During midterms, the volume of submissions spikes dramatically. A simple queue architecture can easily buckle if not tuned correctly. Initially, our Celery workers were spinning up too many containers concurrently on a single node, leading to massive context-switching overhead and disk I/O bottlenecks.
To solve this, we moved to a dedicated Kubernetes cluster specifically for the grading nodes. However, instead of using Kubernetes Jobs (which have too much overhead for 5-second grading scripts), we kept the Celery workers running as DaemonSets. Each worker limits its own concurrency using Python’s multiprocessing.Semaphore.
We also discovered that repeatedly pulling Docker images during spikes was killing our network bandwidth. We configured the DaemonSets to aggressively cache the base grading images locally on the node level.
# A snippet of our DaemonSet configuration for grading workers
apiVersion: apps/v1
kind: DaemonSet
metadata:
name: grading-worker-node
spec:
selector:
matchLabels:
app: grader
template:
metadata:
labels:
app: grader
spec:
containers:
- name: celery-worker
image: internal-registry.globaltech.edu/grader-worker:v2.1
env:
- name: MAX_CONCURRENT_CONTAINERS
value: "4" # Tuned to host CPU count
volumeMounts:
- name: docker-sock
mountPath: /var/run/docker.sock
volumes:
- name: docker-sock
hostPath:
path: /var/run/docker.sock
Note: Mounting the docker socket inside a pod is highly dangerous if the pod itself is exposed.
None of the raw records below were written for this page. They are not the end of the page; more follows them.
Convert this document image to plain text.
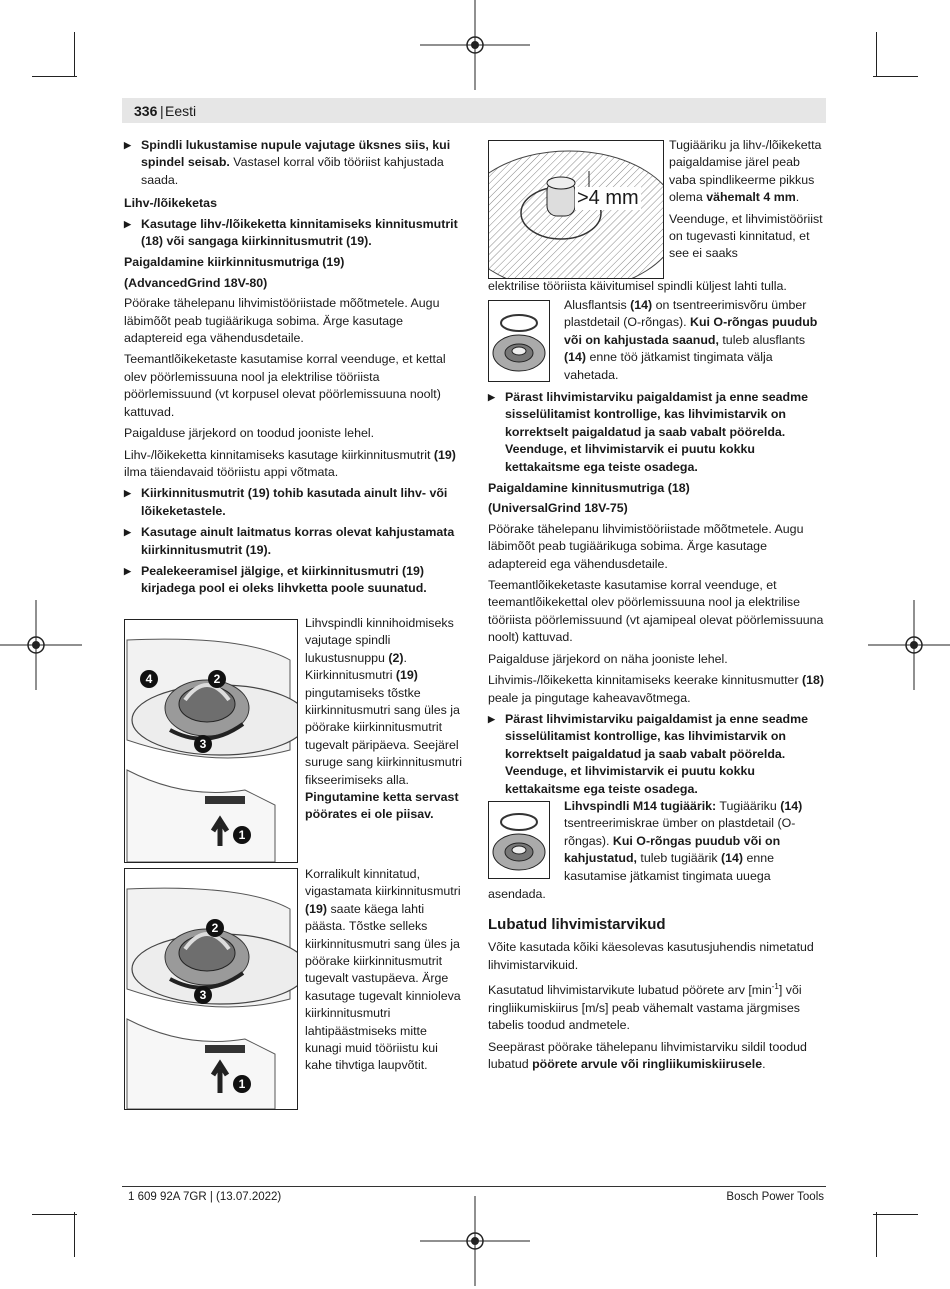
336 | Eesti
▶ Spindli lukustamise nupule vajutage üksnes siis, kui spindel seisab. Vastasel korral võib tööriist kahjustada saada.
Lihv-/lõikeketas
▶ Kasutage lihv-/lõikeketta kinnitamiseks kinnitusmutrit (18) või sangaga kiirkinnitusmutrit (19).
Paigaldamine kiirkinnitusmutriga (19)
(AdvancedGrind 18V-80)

Pöörake tähelepanu lihvimistööriistade mõõtmetele. Augu läbimõõt peab tugiäärikuga sobima. Ärge kasutage adaptereid ega vähendusdetaile.

Teemantlõikeketaste kasutamise korral veenduge, et kettal olev pöörlemissuuna nool ja elektrilise tööriista pöörlemissuund (vt korpusel olevat pöörlemissuuna noolt) kattuvad.

Paigalduse järjekord on toodud jooniste lehel.

Lihv-/lõikeketta kinnitamiseks kasutage kiirkinnitusmutrit (19) ilma täiendavaid tööriistu appi võtmata.

▶ Kiirkinnitusmutrit (19) tohib kasutada ainult lihv- või lõikeketastele.
▶ Kasutage ainult laitmatus korras olevat kahjustamata kiirkinnitusmutrit (19).
▶ Pealekeeramisel jälgige, et kiirkinnitusmutri (19) kirjadega pool ei oleks lihvketta poole suunatud.
4	2
3
1
Lihvspindli kinnihoidmiseks vajutage spindli lukustusnuppu (2). Kiirkinnitusmutri (19) pingutamiseks tõstke kiirkinnitusmutri sang üles ja pöörake kiirkinnitusmutrit tugevalt päripäeva. Seejärel suruge sang kiirkinnitusmutri fikseerimiseks alla. Pingutamine ketta servast pöörates ei ole piisav.
2
3
1
Korralikult kinnitatud, vigastamata kiirkinnitusmutri (19) saate käega lahti päästa. Tõstke selleks kiirkinnitusmutri sang üles ja pöörake kiirkinnitusmutrit tugevalt vastupäeva. Ärge kasutage tugevalt kinnioleva kiirkinnitusmutri lahtipäästmiseks mitte kunagi muid tööriistu kui kahe tihvtiga laupvõtit.
>4 mm
Tugiääriku ja lihv-/lõikeketta paigaldamise järel peab vaba spindlikeerme pikkus olema vähemalt 4 mm.

Veenduge, et lihvimistööriist on tugevasti kinnitatud, et see ei saaks

elektrilise tööriista käivitumisel spindli küljest lahti tulla.
Alusflantsis (14) on tsentreerimisvõru ümber plastdetail (O-rõngas). Kui O-rõngas puudub või on kahjustada saanud, tuleb alusflants (14) enne töö jätkamist tingimata välja vahetada.
▶ Pärast lihvimistarviku paigaldamist ja enne seadme sisselülitamist kontrollige, kas lihvimistarvik on korrektselt paigaldatud ja saab vabalt pöörelda. Veenduge, et lihvimistarvik ei puutu kokku kettakaitsme ega teiste osadega.
Paigaldamine kinnitusmutriga (18)
(UniversalGrind 18V-75)

Pöörake tähelepanu lihvimistööriistade mõõtmetele. Augu läbimõõt peab tugiäärikuga sobima. Ärge kasutage adaptereid ega vähendusdetaile.

Teemantlõikeketaste kasutamise korral veenduge, et teemantlõikekettal olev pöörlemissuuna nool ja elektrilise tööriista pöörlemissuund (vt ajamipeal olevat pöörlemissuuna noolt) kattuvad.

Paigalduse järjekord on näha jooniste lehel.

Lihvimis-/lõikeketta kinnitamiseks keerake kinnitusmutter (18) peale ja pingutage kaheavavõtmega.

▶ Pärast lihvimistarviku paigaldamist ja enne seadme sisselülitamist kontrollige, kas lihvimistarvik on korrektselt paigaldatud ja saab vabalt pöörelda. Veenduge, et lihvimistarvik ei puutu kokku kettakaitsme ega teiste osadega.
Lihvspindli M14 tugiäärik: Tugiääriku (14) tsentreerimiskrae ümber on plastdetail (O-rõngas). Kui O-rõngas puudub või on kahjustatud, tuleb tugiäärik (14) enne kasutamise jätkamist tingimata uuega
asendada.
Lubatud lihvimistarvikud

Võite kasutada kõiki käesolevas kasutusjuhendis nimetatud lihvimistarvikuid.

Kasutatud lihvimistarvikute lubatud pöörete arv $[\min^{-1}]$ või ringliikumiskiirus [m/s] peab vähemalt vastama järgmises tabelis toodud andmetele.

Seepärast pöörake tähelepanu lihvimistarviku sildil toodud lubatud pöörete arvule või ringliikumiskiirusele.

1 609 92A 7GR | (13.07.2022)	Bosch Power Tools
Our grading workers run on an isolated subnet with strict network policies to mitigate this risk.
Students are remarkably creative when it comes to trying to hack grading systems. We had students writing code to read the grading unit test files and outputting the expected results without actually solving the problem.
To mitigate this, the unit tests and the student code are never in the same directory. The tests are baked into the base image in a read-only directory accessible only by root. The nobody user executes a test runner script (also owned by root, but executable) that dynamically imports the student’s module from the /tmp directory.
Furthermore, we heavily sanitize the output. If a student’s code infinite-loops and prints gibberish, it can bloat the Celery backend (Redis) and crash the LMS when it tries to render a 50MB string. We enforce a strict 10KB cap on captured stdout/stderr.
Building a custom, containerized auto-grading system was significantly more work than buying an off-the-shelf solution. However, the flexibility we gained was unmatched. We can now support any programming language just by writing a new Dockerfile, and we have total control over the data privacy of our students’ work.
If you are going down this path, prioritize security and resource limits from day one. Do not trust the payload, do not run as root, and always assume a student will find a way to write a fork bomb in a language you didn’t even know supported them.